In an opinion issued last week, State v. A.N.J. (slip opinion no. 81236-5), the Washington Supreme Court allowed a juvenile to withdraw his guilty plea to a sex offense based on ineffective assistance of counsel because his court-appointed attorney's representation "fell below the objective standard guaranteed by the constitution and that A.N.J. was prejudiced." Id. at 31.
A.N.J. is noteworthy for public defenders and has national implications for a couple of reasons:
1) the Court acknowledged the Washington Defender Association (WDA) Standards for Public Defense Services (similar to many other state and national standards) as relevant in "evaluating things like effective assistance of counsel." Id. at 19.
2) the Court also acknowledged that antithetical incentives (in this case, monetary) can corrupt a public-defender system to the point that it is constitutionally inadequate.

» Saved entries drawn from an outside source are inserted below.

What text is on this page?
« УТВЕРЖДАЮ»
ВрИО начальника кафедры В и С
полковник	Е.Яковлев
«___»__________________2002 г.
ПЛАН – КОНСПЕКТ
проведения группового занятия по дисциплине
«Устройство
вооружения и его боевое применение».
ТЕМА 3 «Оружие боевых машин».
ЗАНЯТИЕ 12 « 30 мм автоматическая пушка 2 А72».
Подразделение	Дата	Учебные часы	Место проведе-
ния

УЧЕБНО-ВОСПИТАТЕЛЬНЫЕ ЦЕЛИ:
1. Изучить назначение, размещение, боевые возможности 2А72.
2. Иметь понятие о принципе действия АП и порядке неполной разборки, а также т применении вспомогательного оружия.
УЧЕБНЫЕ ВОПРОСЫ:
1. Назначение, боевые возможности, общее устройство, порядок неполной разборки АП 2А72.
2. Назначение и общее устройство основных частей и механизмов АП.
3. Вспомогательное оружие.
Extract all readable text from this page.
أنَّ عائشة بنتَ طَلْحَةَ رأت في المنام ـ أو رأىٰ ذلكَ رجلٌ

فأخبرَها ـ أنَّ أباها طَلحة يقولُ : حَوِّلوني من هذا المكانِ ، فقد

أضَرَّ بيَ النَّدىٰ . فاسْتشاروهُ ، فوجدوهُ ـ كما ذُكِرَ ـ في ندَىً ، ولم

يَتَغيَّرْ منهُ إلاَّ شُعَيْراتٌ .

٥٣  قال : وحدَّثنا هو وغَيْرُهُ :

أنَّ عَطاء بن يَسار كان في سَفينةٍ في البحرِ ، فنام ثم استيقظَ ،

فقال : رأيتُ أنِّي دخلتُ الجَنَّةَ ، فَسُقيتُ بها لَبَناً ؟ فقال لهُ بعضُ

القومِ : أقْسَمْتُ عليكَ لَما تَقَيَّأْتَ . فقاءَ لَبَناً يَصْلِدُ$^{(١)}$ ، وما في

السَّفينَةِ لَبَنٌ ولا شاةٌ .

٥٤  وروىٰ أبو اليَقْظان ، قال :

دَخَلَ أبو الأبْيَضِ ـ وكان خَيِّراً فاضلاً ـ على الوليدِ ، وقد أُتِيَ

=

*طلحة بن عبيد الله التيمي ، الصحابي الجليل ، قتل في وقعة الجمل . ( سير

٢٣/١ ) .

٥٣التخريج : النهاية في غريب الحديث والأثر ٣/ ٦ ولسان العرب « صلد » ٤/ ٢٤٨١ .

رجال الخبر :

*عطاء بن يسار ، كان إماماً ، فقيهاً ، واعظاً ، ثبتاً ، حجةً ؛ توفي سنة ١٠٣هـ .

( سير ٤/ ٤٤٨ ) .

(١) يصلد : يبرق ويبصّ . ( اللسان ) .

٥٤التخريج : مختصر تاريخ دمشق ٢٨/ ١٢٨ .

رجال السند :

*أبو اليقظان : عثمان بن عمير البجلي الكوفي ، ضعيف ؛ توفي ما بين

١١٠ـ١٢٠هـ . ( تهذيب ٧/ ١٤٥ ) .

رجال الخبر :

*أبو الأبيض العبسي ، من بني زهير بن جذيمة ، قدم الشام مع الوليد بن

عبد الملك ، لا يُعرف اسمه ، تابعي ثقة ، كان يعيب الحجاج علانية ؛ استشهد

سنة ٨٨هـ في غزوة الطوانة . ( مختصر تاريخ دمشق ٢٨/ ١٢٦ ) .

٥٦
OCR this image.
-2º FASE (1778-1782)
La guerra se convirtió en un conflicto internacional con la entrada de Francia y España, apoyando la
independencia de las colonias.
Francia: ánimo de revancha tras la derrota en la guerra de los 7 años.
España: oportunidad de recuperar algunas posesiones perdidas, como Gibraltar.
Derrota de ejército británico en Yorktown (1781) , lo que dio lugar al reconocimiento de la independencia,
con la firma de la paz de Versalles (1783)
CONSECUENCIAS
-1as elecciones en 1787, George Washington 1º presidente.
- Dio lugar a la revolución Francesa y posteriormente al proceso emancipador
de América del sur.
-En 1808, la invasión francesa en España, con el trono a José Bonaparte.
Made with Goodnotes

When I read the opinion, I was elated that the Court was willing to condemn ineffective practices that make all public defenders look bad (and worse, devastate clients' lives). I also found myself wincing sometimes, however, because as the Court detailed the litany of things the lawyer had failed to do, I thought once or twice, Hmmm, I might have spent only five minutes reviewing a plea form (on occasion); or, Good Lord, the un-returned phone calls that are a constant background guilt-trip (unfortunately, all the time); or, What about (some other things I shouldn't put in writing)--does that mean I'm like IAC guy?